In his 1980 annotated version of the book, Isaac Asimov writes that "making sense out of the words and phrases introduced by Swift ... is a waste of time. ... I suspect that Swift simply made up nonsense for the purpose."

Rothman disagrees and offers a lengthy list of examples as evidence of Swift's use of Hebrew.

The first is straightforward: Readers are told the alphabet in the land of the giants - the Brobdingnags - consists of 22 letters. Hebrew relies upon a 22-letter alphabet, compared to the 26 letters of the English alphabet.

Another example: Rothman said the phrase Borach Mivola, shouted as Gulliver drinks the liquor, can be interpreted with Borach as a variant of the Hebrew Boruch, or blessed. Mivola, if spelled in the Hebrew manner mivolim, means "complete defeat," he said.

"Swift's application of the word Mivolam to Gulliver's drinking of two hogsheads of liquor would have Swift show Gulliver drunk, boisterous among the Lilliputians, and oblivious of his misery," Rothman writes. "Thus Swift engaged in a witty synecdoche or a willful distortion in his satirical use of the Hebrew word."
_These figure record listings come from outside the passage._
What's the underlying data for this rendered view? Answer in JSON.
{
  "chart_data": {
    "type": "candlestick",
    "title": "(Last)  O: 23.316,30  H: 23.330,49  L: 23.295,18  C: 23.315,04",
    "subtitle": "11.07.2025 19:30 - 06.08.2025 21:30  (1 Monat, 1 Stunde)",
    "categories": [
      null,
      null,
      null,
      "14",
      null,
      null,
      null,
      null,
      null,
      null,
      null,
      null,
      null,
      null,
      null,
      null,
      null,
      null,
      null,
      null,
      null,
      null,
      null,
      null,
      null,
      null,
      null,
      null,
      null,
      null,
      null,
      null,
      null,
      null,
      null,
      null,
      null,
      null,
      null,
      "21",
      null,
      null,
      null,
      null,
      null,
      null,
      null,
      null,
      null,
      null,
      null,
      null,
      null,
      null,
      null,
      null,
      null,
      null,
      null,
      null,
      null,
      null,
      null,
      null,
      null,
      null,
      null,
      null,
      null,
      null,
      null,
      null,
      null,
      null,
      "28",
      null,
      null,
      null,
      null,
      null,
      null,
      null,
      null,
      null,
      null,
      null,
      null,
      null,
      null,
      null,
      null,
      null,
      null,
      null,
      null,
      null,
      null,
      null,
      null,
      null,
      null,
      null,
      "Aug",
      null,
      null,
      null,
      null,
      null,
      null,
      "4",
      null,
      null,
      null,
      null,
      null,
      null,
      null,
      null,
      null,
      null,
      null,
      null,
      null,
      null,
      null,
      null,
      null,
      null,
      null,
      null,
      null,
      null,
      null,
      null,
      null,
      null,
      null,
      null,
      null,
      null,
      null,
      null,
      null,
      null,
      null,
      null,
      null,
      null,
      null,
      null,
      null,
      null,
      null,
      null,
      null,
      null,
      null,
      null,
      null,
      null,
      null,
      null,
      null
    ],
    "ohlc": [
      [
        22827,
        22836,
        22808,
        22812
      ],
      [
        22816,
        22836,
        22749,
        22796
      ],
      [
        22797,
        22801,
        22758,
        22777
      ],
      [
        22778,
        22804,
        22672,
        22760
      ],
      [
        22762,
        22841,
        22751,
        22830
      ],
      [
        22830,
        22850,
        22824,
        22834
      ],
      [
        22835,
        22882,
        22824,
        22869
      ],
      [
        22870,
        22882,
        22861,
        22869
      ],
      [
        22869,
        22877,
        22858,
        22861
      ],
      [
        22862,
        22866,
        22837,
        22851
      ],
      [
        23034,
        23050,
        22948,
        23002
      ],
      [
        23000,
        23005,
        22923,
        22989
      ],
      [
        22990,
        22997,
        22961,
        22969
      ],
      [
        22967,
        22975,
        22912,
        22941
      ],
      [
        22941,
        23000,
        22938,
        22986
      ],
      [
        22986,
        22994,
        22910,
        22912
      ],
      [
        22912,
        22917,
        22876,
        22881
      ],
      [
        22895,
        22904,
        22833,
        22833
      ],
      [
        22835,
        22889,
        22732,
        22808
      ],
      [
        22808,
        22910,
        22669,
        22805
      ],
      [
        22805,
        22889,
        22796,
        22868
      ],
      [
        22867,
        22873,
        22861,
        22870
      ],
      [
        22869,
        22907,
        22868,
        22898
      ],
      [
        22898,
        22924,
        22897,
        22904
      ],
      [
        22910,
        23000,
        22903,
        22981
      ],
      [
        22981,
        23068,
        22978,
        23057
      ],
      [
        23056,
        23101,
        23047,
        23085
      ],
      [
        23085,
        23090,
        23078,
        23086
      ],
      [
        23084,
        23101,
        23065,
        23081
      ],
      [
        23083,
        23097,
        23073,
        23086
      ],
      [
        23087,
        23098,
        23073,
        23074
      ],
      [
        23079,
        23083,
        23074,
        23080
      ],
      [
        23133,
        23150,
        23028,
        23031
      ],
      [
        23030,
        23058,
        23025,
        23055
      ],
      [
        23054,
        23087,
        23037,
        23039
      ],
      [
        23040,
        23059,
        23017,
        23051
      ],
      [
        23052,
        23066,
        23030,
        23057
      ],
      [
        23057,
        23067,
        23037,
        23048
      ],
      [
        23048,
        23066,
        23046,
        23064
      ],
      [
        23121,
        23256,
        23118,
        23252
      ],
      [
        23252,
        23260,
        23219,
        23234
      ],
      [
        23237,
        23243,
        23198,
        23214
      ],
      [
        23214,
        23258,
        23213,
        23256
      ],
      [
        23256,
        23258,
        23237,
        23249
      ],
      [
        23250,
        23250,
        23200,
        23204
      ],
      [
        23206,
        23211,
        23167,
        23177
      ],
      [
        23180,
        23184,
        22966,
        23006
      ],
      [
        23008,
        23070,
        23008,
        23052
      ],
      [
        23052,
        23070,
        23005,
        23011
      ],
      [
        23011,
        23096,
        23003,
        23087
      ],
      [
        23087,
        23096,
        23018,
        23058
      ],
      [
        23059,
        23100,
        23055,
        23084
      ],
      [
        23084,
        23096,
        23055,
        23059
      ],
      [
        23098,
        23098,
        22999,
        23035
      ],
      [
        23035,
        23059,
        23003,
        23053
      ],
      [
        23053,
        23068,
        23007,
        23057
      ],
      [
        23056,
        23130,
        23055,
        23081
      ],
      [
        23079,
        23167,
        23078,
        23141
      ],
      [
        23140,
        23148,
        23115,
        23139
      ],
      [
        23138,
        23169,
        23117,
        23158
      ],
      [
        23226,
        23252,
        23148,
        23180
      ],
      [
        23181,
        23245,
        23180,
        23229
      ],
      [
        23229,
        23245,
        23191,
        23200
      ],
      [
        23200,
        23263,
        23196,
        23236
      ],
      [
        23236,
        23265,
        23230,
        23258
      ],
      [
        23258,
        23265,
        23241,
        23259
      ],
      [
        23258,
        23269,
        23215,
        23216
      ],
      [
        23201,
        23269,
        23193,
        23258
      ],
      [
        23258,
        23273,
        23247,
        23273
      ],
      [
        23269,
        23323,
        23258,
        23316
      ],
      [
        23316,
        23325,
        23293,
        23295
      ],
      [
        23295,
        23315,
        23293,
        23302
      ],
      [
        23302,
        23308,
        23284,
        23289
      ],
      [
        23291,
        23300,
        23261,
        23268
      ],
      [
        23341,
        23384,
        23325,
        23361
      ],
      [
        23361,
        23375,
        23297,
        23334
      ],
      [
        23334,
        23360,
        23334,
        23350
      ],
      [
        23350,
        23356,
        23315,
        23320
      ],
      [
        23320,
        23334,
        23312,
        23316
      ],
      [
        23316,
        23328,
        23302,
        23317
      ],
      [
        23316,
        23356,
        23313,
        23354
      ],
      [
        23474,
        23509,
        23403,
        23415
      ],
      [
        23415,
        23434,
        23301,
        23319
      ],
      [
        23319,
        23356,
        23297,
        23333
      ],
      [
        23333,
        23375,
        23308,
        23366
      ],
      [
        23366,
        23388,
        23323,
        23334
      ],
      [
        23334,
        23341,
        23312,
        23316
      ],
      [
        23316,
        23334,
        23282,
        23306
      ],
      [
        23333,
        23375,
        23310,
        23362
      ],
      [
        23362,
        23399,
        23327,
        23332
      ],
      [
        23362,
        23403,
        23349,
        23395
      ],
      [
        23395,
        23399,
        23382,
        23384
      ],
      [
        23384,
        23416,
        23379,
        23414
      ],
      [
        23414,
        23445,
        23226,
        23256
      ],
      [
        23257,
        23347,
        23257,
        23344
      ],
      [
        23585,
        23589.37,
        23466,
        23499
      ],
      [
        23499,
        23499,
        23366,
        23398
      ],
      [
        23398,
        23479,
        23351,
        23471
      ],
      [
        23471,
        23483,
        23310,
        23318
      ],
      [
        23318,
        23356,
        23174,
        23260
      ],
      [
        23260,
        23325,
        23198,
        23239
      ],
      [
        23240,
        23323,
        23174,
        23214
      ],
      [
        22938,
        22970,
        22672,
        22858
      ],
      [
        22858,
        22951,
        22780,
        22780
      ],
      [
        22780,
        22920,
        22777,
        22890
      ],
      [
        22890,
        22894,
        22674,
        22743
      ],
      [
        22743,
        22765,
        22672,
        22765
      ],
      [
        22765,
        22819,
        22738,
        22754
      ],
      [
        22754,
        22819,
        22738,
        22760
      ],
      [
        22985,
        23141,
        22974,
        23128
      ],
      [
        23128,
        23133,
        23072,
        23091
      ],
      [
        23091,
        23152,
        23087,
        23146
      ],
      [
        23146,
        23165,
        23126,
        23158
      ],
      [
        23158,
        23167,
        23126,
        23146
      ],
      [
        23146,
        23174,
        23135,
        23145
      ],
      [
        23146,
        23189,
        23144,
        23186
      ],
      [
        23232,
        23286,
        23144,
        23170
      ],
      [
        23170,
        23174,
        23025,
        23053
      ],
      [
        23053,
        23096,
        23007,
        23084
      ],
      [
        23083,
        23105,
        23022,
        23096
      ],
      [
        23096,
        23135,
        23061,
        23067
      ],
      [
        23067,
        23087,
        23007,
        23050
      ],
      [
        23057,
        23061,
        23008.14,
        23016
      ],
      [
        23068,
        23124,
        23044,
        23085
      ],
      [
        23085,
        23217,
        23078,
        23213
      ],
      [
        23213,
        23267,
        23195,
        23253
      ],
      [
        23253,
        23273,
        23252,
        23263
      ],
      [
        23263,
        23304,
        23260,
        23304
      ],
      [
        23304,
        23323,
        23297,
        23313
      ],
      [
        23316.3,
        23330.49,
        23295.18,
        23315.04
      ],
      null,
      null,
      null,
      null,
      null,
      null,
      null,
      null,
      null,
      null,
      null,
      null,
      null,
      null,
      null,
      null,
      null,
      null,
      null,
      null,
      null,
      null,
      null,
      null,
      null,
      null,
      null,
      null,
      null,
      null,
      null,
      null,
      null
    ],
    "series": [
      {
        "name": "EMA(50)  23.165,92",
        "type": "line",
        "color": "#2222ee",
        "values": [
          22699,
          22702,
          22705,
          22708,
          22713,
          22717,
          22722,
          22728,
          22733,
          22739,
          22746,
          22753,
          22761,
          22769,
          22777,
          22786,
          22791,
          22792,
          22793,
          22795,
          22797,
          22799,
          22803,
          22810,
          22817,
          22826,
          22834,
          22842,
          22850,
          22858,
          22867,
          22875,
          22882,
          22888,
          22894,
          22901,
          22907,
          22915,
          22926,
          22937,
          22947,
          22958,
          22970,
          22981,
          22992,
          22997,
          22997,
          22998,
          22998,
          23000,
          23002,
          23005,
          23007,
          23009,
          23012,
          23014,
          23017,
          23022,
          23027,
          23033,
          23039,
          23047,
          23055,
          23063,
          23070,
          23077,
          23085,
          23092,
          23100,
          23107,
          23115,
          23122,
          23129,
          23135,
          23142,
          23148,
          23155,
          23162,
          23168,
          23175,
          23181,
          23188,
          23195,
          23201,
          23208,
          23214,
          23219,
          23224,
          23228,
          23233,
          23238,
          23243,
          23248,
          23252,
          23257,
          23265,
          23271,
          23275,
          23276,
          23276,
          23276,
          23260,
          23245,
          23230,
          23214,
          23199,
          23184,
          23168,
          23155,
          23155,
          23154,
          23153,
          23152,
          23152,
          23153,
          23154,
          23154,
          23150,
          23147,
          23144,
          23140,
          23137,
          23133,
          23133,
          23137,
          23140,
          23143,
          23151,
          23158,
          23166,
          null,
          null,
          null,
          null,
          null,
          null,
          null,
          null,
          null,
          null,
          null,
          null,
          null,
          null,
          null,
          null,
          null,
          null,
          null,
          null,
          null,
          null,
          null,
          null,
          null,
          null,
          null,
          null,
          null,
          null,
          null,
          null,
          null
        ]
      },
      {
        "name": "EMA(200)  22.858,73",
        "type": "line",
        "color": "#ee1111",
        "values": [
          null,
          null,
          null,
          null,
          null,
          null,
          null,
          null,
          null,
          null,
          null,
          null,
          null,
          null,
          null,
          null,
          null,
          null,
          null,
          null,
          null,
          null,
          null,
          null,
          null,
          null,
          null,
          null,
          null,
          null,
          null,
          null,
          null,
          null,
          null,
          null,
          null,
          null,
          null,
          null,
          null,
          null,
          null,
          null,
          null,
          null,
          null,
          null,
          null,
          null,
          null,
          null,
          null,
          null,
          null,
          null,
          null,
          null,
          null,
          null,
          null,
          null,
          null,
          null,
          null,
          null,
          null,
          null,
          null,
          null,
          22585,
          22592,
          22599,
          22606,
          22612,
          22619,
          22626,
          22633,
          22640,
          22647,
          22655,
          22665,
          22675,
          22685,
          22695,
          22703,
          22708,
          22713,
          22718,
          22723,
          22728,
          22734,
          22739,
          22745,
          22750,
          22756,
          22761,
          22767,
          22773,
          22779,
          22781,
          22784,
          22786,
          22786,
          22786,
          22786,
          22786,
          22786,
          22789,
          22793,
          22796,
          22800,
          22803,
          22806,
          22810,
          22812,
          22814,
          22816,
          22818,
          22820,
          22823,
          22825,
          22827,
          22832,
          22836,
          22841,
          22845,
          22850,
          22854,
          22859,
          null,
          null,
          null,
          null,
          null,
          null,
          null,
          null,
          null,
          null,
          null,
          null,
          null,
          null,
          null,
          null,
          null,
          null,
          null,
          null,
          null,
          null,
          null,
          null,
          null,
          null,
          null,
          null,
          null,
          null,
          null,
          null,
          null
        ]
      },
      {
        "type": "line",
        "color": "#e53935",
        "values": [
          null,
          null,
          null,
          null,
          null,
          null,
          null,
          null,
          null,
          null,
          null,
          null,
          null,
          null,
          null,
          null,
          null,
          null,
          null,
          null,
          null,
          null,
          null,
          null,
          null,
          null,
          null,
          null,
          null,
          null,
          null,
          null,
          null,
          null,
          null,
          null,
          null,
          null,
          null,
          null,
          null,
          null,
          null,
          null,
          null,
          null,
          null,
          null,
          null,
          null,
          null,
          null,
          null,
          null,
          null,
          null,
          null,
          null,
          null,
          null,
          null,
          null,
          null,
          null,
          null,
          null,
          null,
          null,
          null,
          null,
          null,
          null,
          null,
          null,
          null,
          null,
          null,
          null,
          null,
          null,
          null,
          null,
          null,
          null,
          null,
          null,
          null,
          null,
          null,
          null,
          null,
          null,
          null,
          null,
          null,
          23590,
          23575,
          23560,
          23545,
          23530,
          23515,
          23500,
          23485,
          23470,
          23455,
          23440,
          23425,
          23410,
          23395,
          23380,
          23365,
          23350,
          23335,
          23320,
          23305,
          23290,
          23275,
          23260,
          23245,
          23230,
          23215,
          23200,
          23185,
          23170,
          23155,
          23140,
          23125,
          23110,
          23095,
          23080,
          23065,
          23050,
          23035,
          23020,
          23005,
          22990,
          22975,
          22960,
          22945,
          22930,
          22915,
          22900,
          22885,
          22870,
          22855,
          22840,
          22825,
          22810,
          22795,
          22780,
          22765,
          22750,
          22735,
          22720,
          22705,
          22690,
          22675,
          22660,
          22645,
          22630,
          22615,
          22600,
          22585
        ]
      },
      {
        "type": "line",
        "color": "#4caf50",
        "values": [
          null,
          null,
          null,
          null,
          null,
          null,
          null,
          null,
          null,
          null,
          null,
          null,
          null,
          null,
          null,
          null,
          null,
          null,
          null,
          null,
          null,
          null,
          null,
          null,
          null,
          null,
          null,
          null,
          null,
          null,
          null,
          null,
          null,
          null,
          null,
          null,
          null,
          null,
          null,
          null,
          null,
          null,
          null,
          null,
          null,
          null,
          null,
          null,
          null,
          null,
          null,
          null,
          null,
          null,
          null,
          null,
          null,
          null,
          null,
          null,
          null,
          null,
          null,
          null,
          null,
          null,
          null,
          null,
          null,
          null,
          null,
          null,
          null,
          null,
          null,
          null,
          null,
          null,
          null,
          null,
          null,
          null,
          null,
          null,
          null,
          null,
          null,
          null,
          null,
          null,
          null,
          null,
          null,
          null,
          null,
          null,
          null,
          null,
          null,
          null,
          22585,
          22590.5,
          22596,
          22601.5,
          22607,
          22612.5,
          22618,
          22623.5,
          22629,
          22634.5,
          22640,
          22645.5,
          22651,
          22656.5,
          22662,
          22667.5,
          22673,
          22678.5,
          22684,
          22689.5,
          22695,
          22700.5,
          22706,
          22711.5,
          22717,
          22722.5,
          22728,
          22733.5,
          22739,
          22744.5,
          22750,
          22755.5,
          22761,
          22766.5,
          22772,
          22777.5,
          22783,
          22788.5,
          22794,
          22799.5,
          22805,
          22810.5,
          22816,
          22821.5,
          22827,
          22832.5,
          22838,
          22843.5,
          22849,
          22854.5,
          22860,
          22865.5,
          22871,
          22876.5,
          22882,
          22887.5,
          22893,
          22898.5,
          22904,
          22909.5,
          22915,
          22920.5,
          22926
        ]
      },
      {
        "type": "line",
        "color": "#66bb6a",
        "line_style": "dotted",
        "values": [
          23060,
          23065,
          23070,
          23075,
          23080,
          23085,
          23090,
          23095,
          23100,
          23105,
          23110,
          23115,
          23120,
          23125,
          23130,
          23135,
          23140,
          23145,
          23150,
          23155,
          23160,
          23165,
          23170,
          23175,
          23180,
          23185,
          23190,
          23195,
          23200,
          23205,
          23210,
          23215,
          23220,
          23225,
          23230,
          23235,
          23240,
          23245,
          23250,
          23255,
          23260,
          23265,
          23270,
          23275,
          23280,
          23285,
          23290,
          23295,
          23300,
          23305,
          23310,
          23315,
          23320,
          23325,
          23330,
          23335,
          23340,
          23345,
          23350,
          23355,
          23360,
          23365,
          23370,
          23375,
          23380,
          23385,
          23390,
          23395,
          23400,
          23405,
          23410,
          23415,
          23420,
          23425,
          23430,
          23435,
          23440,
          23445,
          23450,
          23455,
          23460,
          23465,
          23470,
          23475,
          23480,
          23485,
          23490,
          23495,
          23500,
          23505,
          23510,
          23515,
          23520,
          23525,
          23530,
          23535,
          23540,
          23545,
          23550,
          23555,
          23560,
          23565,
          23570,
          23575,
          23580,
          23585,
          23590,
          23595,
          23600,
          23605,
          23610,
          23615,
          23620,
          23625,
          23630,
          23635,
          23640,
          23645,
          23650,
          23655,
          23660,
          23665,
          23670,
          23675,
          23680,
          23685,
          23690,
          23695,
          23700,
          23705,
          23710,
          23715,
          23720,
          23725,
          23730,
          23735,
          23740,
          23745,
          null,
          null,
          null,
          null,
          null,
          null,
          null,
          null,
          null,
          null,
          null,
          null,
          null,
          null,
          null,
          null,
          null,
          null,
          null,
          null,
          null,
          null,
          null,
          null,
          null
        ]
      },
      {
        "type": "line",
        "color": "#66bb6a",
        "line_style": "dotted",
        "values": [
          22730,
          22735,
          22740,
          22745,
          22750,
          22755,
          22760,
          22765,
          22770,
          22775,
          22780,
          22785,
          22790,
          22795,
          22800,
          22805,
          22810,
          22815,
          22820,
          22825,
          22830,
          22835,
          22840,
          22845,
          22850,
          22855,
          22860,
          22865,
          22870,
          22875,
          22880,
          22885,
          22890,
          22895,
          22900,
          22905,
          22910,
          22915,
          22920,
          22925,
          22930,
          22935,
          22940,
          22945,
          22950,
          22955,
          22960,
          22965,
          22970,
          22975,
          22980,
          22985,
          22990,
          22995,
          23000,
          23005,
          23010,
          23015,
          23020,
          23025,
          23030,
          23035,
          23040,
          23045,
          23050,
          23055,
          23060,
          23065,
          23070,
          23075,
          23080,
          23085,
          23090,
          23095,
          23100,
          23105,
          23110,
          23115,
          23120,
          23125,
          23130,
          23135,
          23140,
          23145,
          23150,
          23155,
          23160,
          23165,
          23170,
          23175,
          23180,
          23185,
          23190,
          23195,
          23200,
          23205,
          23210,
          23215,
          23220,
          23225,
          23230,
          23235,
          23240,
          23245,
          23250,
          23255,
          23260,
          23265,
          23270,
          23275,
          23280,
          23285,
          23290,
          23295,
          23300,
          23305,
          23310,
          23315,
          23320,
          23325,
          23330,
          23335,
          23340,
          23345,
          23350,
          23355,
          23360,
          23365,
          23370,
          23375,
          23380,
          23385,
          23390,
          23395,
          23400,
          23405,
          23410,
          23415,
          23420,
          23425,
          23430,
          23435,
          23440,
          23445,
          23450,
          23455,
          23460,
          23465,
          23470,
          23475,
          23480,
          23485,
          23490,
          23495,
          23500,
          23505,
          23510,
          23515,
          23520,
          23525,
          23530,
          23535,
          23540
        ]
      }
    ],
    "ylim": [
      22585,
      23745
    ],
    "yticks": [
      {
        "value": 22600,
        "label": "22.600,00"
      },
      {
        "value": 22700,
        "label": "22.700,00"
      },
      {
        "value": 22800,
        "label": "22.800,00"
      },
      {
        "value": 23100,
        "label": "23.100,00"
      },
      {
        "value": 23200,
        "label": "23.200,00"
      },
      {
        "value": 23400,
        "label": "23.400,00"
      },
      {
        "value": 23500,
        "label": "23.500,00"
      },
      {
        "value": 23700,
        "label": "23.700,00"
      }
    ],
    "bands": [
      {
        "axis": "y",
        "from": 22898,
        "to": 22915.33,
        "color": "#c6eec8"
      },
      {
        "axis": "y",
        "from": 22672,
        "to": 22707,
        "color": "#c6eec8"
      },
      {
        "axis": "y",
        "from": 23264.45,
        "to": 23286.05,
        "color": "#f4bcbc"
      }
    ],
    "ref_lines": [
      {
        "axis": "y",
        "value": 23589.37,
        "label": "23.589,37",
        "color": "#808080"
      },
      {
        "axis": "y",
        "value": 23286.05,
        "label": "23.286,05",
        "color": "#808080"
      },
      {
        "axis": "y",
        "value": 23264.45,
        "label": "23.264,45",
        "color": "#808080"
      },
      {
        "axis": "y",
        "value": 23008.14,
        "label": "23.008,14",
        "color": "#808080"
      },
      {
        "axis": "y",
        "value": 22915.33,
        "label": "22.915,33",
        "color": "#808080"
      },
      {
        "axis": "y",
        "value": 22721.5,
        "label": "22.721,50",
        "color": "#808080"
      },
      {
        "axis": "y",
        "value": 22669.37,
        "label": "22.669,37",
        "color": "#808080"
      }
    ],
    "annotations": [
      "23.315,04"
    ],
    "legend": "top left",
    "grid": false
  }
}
Rothman, who predicts Swift's use of Hebrew terminology will become part of the future curriculum for "Gulliver's Travels," said his strongest evidence is his interpretation of the book's use of "yahoo."

"Yahoo" is used to describe the creatures Gulliver encounters in Book IV, a human-like species described as wild and irrational.

"Many scholars in the critical history of the Travels are agreed that 'the most powerful single symbol in all Swift is the Yahoos. (They) represent ... the bestial element in man - the unenlightened, unregenerate, irrational element in human nature,' " Rothman wrote.

He noted earlier interpretations suggesting the word comes from the four-letter holy Hebrew name of god, written YHWH and pronounced Yahweh. Similar interpretations point to another four-letter name, YHVH, or Yahveh. Thus, he said, the four-letter name for God, or tetragrammaton, is used by Swift to designate the "Yahoo."

He described his work as "breaking the code," relying on different sounds, or allophones, of the letter "v," which can be pronounced "v," "oh" or "ooh." For the word "Yahoo," Swift employed the "ooh" version.

That doesn't, however, explain Swift's use of the term to describe the unpleasant creatures.

But according to Rothman, the Yahoos are described as Hnea Yahoo, and he said the word Hnea, if read right-to-left as Hebrew is read, is the word ayn, or not. "Those beasts are the opposite of God and the antithesis of God," he said.

Gulliver, Rothman concludes, "is not in any sense a Yahoo entirely devoid of godlike virtues. Indeed, Gulliver is a human being achieving saving grace, a hope not accorded to the Yahoo."